The quality of preprocessing that numeric data is subjected to is an important determinant of the results of machine learning models built using that data. With smart, optimized data pre-processing, you can significantly speed up model training and validation, saving both time and money, as well as greatly improve model performance in prediction. In this course, Building Features from Numeric Data, you will gain the ability to design and implement effective, mathematically sound data pre-processing pipelines. First, you will learn the importance of normalization, standardization and scaling, and understand the intuition and mechanics of tweaking the central tendency as well as dispersion of a data feature. Next, you will discover how to identify and deal with outliers and possibly anomalous data. You will then learn important techniques for scaling and normalization. Such techniques, notably normalization using the L1-norm, L2-norm and Max norm, seek to transform feature vectors to have uniform magnitude. Such techniques find wide usage in ML model building - for instance in computing the cosine similarity of document vectors, and in transforming images before techniques such as convolutional neural networks are applied to them.

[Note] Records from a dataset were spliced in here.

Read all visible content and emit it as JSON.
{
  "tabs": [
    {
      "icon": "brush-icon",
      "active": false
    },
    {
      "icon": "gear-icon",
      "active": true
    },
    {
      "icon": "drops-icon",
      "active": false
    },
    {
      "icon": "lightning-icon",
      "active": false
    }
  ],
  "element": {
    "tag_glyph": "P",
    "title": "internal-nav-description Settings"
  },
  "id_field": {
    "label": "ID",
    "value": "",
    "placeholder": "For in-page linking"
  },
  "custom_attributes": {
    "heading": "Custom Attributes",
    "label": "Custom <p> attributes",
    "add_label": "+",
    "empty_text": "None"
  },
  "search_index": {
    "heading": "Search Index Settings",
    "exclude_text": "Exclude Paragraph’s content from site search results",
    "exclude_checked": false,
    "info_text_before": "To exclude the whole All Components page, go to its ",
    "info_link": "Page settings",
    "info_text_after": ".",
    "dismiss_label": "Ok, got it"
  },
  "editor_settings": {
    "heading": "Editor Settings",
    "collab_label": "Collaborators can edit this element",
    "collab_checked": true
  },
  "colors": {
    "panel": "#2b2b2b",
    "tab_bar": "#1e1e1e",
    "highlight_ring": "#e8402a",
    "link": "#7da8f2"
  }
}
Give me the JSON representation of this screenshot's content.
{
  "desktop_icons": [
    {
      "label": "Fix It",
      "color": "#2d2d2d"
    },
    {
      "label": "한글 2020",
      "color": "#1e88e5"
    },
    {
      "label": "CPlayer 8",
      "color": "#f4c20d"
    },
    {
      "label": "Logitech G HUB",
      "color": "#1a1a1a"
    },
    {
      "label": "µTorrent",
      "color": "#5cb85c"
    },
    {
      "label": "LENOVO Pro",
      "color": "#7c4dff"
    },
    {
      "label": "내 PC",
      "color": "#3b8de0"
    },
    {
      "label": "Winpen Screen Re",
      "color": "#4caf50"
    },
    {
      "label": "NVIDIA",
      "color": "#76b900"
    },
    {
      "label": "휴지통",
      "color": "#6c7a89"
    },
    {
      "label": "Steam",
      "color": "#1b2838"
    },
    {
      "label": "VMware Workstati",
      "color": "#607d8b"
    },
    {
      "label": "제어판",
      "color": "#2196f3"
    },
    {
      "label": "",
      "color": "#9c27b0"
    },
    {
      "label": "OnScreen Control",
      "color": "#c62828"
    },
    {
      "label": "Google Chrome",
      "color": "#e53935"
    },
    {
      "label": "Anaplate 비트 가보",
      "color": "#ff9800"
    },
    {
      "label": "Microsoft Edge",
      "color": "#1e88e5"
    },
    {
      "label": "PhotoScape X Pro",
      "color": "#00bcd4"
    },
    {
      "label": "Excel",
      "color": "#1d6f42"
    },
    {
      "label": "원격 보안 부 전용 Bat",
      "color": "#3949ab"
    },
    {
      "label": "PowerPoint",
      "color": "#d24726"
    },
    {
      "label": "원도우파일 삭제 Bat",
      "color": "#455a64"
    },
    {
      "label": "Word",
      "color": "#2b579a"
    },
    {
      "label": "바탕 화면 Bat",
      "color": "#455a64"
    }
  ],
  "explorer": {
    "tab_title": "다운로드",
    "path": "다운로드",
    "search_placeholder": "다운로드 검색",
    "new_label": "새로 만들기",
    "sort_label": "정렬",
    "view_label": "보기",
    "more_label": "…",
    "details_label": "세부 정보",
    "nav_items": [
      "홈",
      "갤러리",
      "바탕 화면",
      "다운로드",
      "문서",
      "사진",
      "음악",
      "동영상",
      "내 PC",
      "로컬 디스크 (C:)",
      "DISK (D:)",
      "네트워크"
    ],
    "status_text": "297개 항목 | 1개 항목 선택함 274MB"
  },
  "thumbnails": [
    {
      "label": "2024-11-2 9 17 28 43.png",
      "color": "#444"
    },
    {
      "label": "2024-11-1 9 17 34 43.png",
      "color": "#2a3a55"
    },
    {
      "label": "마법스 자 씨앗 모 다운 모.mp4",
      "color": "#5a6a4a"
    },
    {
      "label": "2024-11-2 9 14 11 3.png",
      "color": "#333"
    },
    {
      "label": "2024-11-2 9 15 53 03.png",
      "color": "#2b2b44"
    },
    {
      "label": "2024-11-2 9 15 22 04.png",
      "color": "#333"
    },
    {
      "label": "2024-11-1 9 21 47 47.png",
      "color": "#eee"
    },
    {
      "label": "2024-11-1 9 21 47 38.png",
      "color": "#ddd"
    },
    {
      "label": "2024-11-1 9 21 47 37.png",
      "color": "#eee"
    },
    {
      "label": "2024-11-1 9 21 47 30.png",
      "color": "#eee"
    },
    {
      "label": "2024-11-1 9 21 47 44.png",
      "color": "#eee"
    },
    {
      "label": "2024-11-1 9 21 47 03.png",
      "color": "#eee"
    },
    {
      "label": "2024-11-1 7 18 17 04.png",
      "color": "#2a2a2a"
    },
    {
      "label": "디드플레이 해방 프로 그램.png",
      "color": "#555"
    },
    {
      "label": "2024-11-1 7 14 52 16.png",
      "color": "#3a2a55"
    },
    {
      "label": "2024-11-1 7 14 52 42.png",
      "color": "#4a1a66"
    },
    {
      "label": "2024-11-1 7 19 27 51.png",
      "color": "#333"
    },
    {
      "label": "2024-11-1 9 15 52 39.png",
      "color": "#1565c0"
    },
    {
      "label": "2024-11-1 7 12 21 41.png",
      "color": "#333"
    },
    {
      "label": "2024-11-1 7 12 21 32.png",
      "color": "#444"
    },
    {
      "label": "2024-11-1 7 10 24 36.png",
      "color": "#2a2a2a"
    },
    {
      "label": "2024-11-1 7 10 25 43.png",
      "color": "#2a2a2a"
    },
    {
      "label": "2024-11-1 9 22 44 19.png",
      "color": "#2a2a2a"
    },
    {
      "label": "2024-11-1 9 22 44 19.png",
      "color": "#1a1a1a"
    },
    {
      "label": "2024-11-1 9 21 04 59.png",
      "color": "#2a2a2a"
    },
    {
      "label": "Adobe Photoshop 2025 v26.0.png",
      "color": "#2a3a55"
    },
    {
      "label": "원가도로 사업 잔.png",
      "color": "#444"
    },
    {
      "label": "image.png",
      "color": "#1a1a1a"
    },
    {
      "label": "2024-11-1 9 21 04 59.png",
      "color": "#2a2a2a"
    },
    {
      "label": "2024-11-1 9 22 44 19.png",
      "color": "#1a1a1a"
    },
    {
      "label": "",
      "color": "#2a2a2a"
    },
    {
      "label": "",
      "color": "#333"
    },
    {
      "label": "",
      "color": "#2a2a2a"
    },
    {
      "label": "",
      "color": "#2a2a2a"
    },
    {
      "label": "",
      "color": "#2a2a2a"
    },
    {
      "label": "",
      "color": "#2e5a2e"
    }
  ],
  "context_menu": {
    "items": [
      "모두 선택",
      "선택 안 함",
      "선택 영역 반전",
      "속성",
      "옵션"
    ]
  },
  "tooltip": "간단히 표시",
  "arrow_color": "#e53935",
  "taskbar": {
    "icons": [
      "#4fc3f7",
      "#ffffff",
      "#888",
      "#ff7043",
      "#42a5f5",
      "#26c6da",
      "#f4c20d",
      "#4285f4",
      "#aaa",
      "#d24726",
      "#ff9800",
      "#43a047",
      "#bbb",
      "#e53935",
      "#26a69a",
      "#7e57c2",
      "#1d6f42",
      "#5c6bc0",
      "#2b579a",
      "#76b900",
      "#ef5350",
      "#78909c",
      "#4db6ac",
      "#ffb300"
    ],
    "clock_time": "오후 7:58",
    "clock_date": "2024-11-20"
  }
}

You will then move from normalization and standardization to scaling and transforming data. Such transformations include quantization as well as the construction of custom transformers for bespoke use cases. Finally, you will explore how to implement log and power transformations. You will round out the course by comparing the results of three important transformations - the Yeo-Johnson transform, the Box-Cox transform and the quantile transformation - in converting data with non-normal characteristics, such as chi-squared or lognormal data into the familiar bell curve shape that many models work best with. When you’re finished with this course, you will have the skills and knowledge of data preprocessing and transformation needed to get the best out of your machine learning models.